6. Common design patterns, limitations, and open problems
Across the cited literature, explicit forward models recur. SpectralGaussians combines 3DGS rasterization with spectral shading and composited semantic features; DDSL uses a calibrated dispersion-aware image-formation model; MSET uses multislice propagation; the 3D strain method uses Darwin–Howie–Whelan dynamics; and Spectral DPS uses a nonlinear spectral Beer–Lambert operator (Sinha et al., 2024, Shin et al., 2024, Lee et al., 2022, Niermann et al., 26 Aug 2025, Jiang et al., 28 Mar 2025). Even when the representation is learned, the successful systems are rarely pure black boxes: they are structured by physics, calibration, or explicit channel semantics.
Another common pattern is that “more detail” does not automatically imply better 3D inference. The upsampler study shows that high-frequency enhancement can correlate negatively with reconstruction when it perturbs spectral structure, with HFSS serving as a specific warning sign (Xiao et al., 6 Mar 2026). SpectralGaussians improves PSNR and SSIM consistently, yet on some benchmarks LPIPS does not improve, including the SpectralNeRF real benchmark and the spectral synthetic NeRF benchmark (Sinha et al., 2024). In 4D-STEM strain inversion, depth information becomes available through dynamical diffraction, but intensity-only inversion remains fundamentally non-unique under the mirror symmetry 1 (Niermann et al., 26 Aug 2025). These results collectively argue against the simplistic view that richer channels or sharper intermediate maps are sufficient conditions for accurate 3D recovery.
The principal limitations are also consistent. Co-registration is a strong assumption in SpectralGaussians, which explicitly requires registered spectral maps and identifies registration as a limitation (Sinha et al., 2024). DDSL is currently limited to 6.6 fps by software synchronization and to a restricted scene range by diffraction efficiency (Shin et al., 2024). MSET is demonstrated in simulation and is computationally intensive, while single-projection 2-matrix sectioning is depth-sensitive but not a replacement for full angular tomography (Lee et al., 2022, Brown et al., 2020). Spectral DPS uses a slice-wise 2D diffusion prior plus longitudinal TV rather than a true 3D learned prior (Jiang et al., 28 Mar 2025). The random-scan hyperspectral STEM workflow depends on specialized hardware and reconstruction of sparse intermediate frames (Zobelli et al., 2019).
Open problems follow directly from these constraints. The multispectral scene-rendering literature identifies end-to-end spectral registration and efficient encoding of many spectra as unresolved (Sinha et al., 2024). The 4D-STEM strain literature points to phase-sensitive routes such as ptychography and holographic tilt series to break intensity-only symmetry and to multiple specimen orientations for full strain-tensor recovery (Niermann et al., 26 Aug 2025). The upsampler-diagnostics paper calls for training objectives that directly regularize SSC, CSC, HFSS, and ADC rather than merely sharpening dense features (Xiao et al., 6 Mar 2026).

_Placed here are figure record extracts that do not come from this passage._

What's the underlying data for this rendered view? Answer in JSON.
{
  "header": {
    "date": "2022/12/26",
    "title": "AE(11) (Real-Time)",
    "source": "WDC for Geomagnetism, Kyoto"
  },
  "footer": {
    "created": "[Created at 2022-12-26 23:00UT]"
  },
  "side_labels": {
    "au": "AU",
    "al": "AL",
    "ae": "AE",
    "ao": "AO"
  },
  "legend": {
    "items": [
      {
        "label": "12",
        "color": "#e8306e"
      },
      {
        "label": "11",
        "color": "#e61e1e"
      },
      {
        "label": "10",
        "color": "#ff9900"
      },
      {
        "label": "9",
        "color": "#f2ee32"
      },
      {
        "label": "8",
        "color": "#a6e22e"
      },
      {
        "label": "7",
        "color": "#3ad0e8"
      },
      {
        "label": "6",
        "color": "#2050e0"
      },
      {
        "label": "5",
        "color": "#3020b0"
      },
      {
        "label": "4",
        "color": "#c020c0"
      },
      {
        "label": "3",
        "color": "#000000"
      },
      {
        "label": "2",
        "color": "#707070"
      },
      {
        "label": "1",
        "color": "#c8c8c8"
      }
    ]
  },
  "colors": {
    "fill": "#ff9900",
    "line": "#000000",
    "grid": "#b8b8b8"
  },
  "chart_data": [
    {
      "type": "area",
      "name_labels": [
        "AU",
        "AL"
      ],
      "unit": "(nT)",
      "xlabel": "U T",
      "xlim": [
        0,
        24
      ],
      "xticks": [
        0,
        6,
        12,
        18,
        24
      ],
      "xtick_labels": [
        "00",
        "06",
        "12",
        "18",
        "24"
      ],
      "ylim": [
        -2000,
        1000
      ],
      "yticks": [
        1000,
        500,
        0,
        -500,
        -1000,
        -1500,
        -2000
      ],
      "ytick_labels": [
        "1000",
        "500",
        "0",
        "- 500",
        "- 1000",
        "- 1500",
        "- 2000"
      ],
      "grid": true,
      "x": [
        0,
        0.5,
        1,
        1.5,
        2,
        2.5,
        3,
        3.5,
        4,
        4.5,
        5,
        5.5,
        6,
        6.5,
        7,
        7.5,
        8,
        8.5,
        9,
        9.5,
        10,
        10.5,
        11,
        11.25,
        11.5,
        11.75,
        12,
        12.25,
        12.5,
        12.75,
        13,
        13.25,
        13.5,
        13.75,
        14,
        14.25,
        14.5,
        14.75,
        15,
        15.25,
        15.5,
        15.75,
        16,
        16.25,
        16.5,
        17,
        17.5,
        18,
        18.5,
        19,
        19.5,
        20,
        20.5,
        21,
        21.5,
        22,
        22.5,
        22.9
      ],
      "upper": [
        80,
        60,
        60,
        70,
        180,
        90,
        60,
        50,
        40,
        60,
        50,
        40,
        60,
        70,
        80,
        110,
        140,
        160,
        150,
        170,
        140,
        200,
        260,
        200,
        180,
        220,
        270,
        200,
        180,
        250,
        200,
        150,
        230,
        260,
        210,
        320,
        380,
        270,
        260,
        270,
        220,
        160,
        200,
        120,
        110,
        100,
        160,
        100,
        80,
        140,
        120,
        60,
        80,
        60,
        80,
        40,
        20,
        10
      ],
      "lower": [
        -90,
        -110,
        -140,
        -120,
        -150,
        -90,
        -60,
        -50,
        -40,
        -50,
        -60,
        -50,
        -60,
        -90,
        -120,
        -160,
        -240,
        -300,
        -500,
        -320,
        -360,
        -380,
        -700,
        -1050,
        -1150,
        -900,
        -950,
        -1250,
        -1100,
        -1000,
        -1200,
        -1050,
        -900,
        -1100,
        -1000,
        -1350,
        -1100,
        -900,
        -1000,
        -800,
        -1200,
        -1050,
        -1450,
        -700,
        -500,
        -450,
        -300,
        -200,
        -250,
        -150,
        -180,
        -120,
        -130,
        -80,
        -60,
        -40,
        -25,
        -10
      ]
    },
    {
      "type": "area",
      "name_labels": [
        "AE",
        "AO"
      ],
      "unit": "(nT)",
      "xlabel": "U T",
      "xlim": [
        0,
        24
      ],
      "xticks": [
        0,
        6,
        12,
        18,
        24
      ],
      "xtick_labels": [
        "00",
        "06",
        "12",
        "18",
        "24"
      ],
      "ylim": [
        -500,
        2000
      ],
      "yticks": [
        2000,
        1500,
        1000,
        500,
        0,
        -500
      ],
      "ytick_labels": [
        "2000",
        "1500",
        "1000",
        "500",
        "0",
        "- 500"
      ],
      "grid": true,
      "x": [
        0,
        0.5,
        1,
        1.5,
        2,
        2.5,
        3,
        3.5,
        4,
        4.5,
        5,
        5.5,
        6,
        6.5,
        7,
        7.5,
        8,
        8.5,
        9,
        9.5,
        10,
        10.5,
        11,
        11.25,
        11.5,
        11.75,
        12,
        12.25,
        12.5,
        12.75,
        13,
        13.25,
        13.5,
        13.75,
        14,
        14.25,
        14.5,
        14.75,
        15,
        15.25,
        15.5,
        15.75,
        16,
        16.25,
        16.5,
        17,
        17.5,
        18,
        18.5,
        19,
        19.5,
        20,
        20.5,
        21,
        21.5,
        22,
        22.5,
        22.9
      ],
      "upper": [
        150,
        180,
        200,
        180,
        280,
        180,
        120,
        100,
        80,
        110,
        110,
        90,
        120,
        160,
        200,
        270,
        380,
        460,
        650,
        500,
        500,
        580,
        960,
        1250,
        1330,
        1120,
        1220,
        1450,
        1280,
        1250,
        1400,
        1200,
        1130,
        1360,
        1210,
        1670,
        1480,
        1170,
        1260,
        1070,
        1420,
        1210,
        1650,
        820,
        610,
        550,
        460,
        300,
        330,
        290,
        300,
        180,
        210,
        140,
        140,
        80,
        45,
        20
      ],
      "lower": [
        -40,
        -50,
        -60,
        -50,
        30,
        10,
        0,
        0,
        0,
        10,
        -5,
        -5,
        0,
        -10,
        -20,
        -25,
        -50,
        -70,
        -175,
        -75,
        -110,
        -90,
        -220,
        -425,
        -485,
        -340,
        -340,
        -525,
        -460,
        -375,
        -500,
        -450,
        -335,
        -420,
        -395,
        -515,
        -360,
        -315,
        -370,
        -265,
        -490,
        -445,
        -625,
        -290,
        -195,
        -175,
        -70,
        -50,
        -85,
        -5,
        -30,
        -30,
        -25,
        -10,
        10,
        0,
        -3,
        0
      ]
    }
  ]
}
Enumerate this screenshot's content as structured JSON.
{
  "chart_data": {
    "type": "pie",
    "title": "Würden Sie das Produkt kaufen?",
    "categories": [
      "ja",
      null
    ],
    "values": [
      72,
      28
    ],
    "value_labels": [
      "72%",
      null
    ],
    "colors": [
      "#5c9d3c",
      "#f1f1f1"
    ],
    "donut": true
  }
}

The spectral CT work highlights faster reverse-SDE solvers, better initialization, and inclusion of additional nuisance physics (Jiang et al., 28 Mar 2025). Taken together, these directions indicate that spectral 3D methods are converging toward a common research program: explicit channel-aware measurement models, compressed but faithful spectral operators, geometry-consistent priors, and reconstruction objectives that preserve spectral organization rather than only local appearance.